Severino believes the difference is mostly just fitting in. He seems more at home in a clubhouse in Baltimore filled with young players.
“You know, in D.C., I was just a little bit afraid,” he said. “I was up and down, up and down. There were a lot of things on my mind. We had a veteran pitching staff with guys like (Max) Scherzer, (Stephen) Strasburg, Gio (González) and some guys in the bullpen. Like it made me afraid to call a wrong pitch or drop a ball to cost us the game. The opportunity they gave to me, I wasn’t doing well offensively.”
But he was continuing to grow on defense and learning how to improve his pitch calling working with a staff of vets.
“I learned a lot there,” Severino said. “There were a lot of veteran guys on the team, especially pitchers. Max Scherzer, Stephen Strasburg, Gio González. Those veteran guys helped me a lot. I can say I know the game so much better now because of their help.”
The education he got from a three-time Cy Young Award winner was pretty special. If Severino was not playing and Scherzer was not pitching that day, the vet would school the kid in the dugout.
“Max Scherzer would sit with me on the bench and have me call the game,” Severino said. “Every pitch I called wrong, he would say, ‘No, I would want this pitch and this is why.’ It was such a big help and I got to catch him in the playoffs in 2016. That guy doesn’t want to shake you off too much on the mound, so I had to learn his game plan.”
But Severino became available to the Orioles late in spring and they jumped at the chance to add him and take a look at him this year.
“I just want to say thank you to these guys for giving me the opportunity,” he said. “I know they have some catching prospects with (Chance) Sisco and the other guy (Adley Rutschman) coming up. I don’t know how long I will be here. But the time I am and the opportunity they have given to me I am really enjoying it and doing my best for the team.”
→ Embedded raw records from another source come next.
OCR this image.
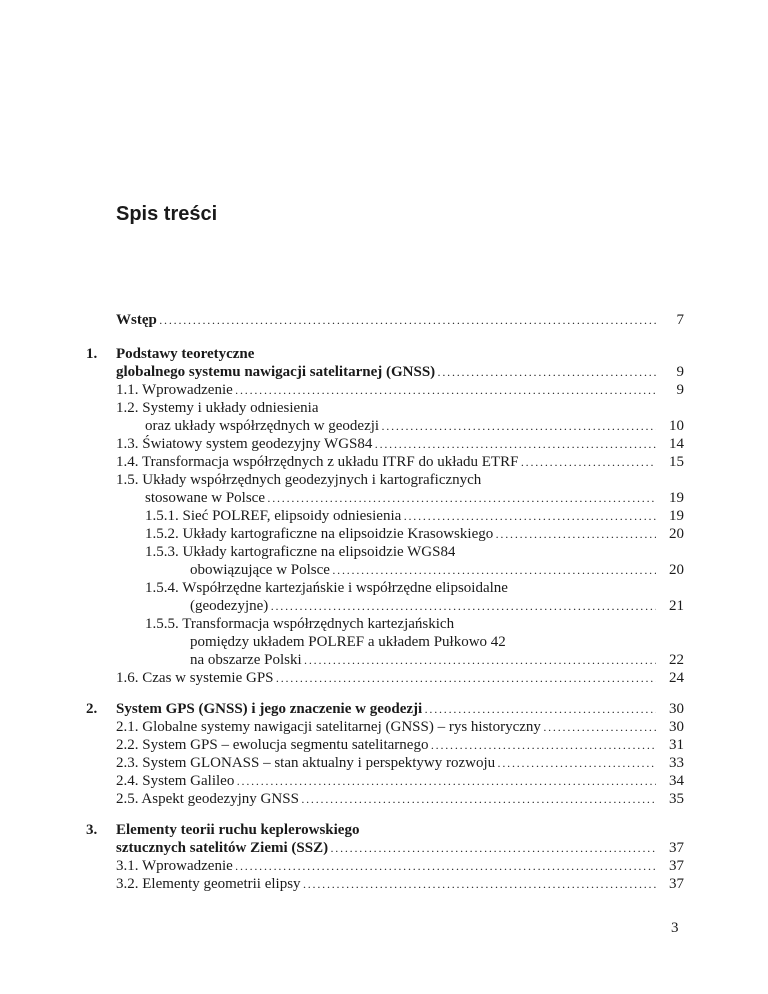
Spis treści
Wstęp . . .	7
1. Podstawy teoretyczne
globalnego systemu nawigacji satelitarnej (GNSS) . . .	9
1.1. Wprowadzenie . . .	9
1.2. Systemy i układy odniesienia
oraz układy współrzędnych w geodezji . . .	10
1.3. Światowy system geodezyjny WGS84 . . .	14
1.4. Transformacja współrzędnych z układu ITRF do układu ETRF . . .	15
1.5. Układy współrzędnych geodezyjnych i kartograficznych
stosowane w Polsce . . .	19
1.5.1. Sieć POLREF, elipsoidy odniesienia . . .	19
1.5.2. Układy kartograficzne na elipsoidzie Krasowskiego . . .	20
1.5.3. Układy kartograficzne na elipsoidzie WGS84
obowiązujące w Polsce . . .	20
1.5.4. Współrzędne kartezjańskie i współrzędne elipsoidalne
(geodezyjne) . . .	21
1.5.5. Transformacja współrzędnych kartezjańskich
pomiędzy układem POLREF a układem Pułkowo 42
na obszarze Polski . . .	22
1.6. Czas w systemie GPS . . .	24
2. System GPS (GNSS) i jego znaczenie w geodezji . . .	30
2.1. Globalne systemy nawigacji satelitarnej (GNSS) – rys historyczny . . .	30
2.2. System GPS – ewolucja segmentu satelitarnego . . .	31
2.3. System GLONASS – stan aktualny i perspektywy rozwoju . . .	33
2.4. System Galileo . . .	34
2.5. Aspekt geodezyjny GNSS . . .	35
3. Elementy teorii ruchu keplerowskiego
sztucznych satelitów Ziemi (SSZ) . . .	37
3.1. Wprowadzenie . . .	37
3.2. Elementy geometrii elipsy . . .	37
3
Severino is under team control through 2023. The season he’s had has certainly shown teams all over baseball what he can do and he has value to the Orioles, no doubt.
He has begun to realize some of his potential in a younger clubhouse in Baltimore.
“Confidence. These players and this staff give me a lot of confidence. They say, ‘Don’t worry about it and don’t be scared for nothing. Every time past the white line, do your thing.’ The best thing in baseball is to be able to play free, like you are not afraid and with nothing on your mind. That has been one of the keys for me,” said Severino.
Farm notes: Single-A Delmarva lefty Ryan Wilson was named the South Atlantic League Pitcher of the Week Monday afternoon. Then he went out and threw his latest gem that night.
He went a career-best eight innings, pitching Delmarva past Lakewood 4-2 at Perdue Stadium. Wilson recorded his sixth straight quality start for the Shorebirds (18-7, 66-28) as he earned the win. Wilson allowed just two runs on four hits while walking none and striking out nine. He retired the first 12 batters he faced, striking out six and improved to 5-3 with an ERA of 2.80 and 1.01 WHIP in 10 starts.
Over his past six starts, Wilson is 4-1 with a 0.92 ERA with 44 strikeouts in 39 innings. The 22-year old is a 33rd-round draft pick out of Pepperdine in 2017. Right-hander Reed Hayes collected his second save, allowing just a single in a scoreless ninth. Between Wilson and Hayes, Shorebirds pitching needed just 106 pitches to finish off the BlueClaws. Taking just 2 hours and 1 minute, the game was the shortest of the year for the Shorebirds by four mintues.
Double-A Bowie lefty Alex Wells also threw eight innings in a win last night. Wells allowed four hits and two runs as Bowie beat Harrisburg 4-2 to improve to 30-9 since June 1. Wells improves to 8-1 with a 1.95 ERA. He ranks first in the Eastern League in ERA and second in WHIP at 1.00.
Outfielder Austin Hays homered and drove in three runs in Triple-A Norfolk’s loss to Rochester. Over his past four games, Hays is 7-for-20 with four doubles, two homers and eight RBIs.
Short-season Single-A Aberdeen scored three runs in the last of the ninth to beat Williamsport, 4-3. The IronBirds improved to 17-13 with their 11th win in the last 13 games.